MMMBop è stata così di successo e così universale che è sia una cosa positiva che una sfida, è arrivata in maniera così forte e, non so se ce l'abbiamo fatta alla fine, ma quello che abbiamo cercato di fare è stato concentrarci sul mestiere, non abbiamo cercato di inseguire le tendenze, abbiamo lavorato solo su progetti in cui credevamo, abbiamo chiarito fin da subito la nostra indipendenza e preso in mano la proprietà della nostra attività. Siamo songwriter, produttori, abbiamo dato vita a una label e il bello è che puoi andare in tutto il mondo e 25 anni dopo MMMBop puoi ancora confrontarti con migliaia di fan che ti vogliono bene.

Come avete costruito questo percorso?

Penso che questa cosa sia stata costruita grazie a una grande capacità di relazionarsi con i veri fan e mantenere una reputazione. Quando vai a un concerto degli Hanson ci sono veramente poche persone che sono lì solo perché gli è capitato di andare, le persone sono lì perché sono appassionate, non sono passive. Abbiamo cercato di costruire la nostra carriera proprio su questa profonda e autentica connessione.

C'è enorme orgoglio per ciò che avete fatto.

Non suoneremo nelle arena, in posti da 20 mila o 50 mila persone, ma suoniamo davanti a 2000 persone e lo facciamo in tutto il mondo, 25 anni dopo il nostro primo disco, siamo veramente orgogliosi di questa cosa e sappiamo bene ciò che abbiamo fatto e come lo abbiamo fatto. Parte di ciò che abbiamo fatto è stato dire: "Guarda, qualunque cosa faccia, il primo livello di successo è esserne orgogliosi". Io so di avere successo perché sono orgoglioso di ciò che ho realizzato e ci credo.

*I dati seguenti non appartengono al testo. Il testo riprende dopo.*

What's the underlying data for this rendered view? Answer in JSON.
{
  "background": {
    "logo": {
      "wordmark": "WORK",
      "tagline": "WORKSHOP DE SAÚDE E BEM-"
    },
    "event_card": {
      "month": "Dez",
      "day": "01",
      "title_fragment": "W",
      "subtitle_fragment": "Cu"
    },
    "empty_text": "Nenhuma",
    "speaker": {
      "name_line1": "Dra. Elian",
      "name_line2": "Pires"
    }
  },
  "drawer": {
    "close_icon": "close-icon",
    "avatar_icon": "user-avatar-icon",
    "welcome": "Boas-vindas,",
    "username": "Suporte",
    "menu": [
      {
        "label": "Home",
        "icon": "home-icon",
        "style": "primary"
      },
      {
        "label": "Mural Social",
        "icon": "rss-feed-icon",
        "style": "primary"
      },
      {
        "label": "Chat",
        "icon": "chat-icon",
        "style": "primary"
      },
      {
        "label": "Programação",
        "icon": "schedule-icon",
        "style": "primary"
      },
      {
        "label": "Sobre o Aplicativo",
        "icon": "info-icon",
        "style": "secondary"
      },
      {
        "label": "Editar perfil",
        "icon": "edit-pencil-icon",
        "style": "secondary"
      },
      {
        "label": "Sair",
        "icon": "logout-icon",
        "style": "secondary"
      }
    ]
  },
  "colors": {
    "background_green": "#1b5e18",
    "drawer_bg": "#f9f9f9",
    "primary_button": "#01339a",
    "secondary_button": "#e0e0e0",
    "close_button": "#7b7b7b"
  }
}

Ne siete orgogliosi voi, quindi, e i fan che, appunto, vanno ben oltre quel successo mondiale.

Stare sul palco ogni sera vuol dire restare colpiti da come le canzoni e la musica continuano a evolvere e cambiare: è vero molte delle nostre canzoni sono pop, ma sono vere e sono qualcosa in cui credi quando le scrivi e  e condividi con qualcuno e diventano le loro canzoni. Io so cosa significa essere fan, ascoltare una canzone e sentirsi connessi. Credo che il successo si costruito con tanti, tanti, tanti di questi momenti e così il nostro successo non è solo nostro ma deriva dalla condivisione col nostro pubblico.

E tu, come fan, a chi ti senti connesso in questo periodo?

È difficile dirlo con precisione, essendo stati focalizzati molto sul nostro progetto ultimamente. Credo che ci sia grande musica nei vari generi, per esempio amo veramente alcune delle cose pop che sono uscite negli ultimi anni, artisti come Dua Lipa, Awolnation con cui ho collaborato – amo quello che fa, unendo rock e produzioni pop -, ma ciò che mi ispira di più restano gli album soul, mi sento come se stessi lottando per questo, per ciò che senti nella voce di Sam Cooke, quelle cose mi ricordano il perché facciamo musica.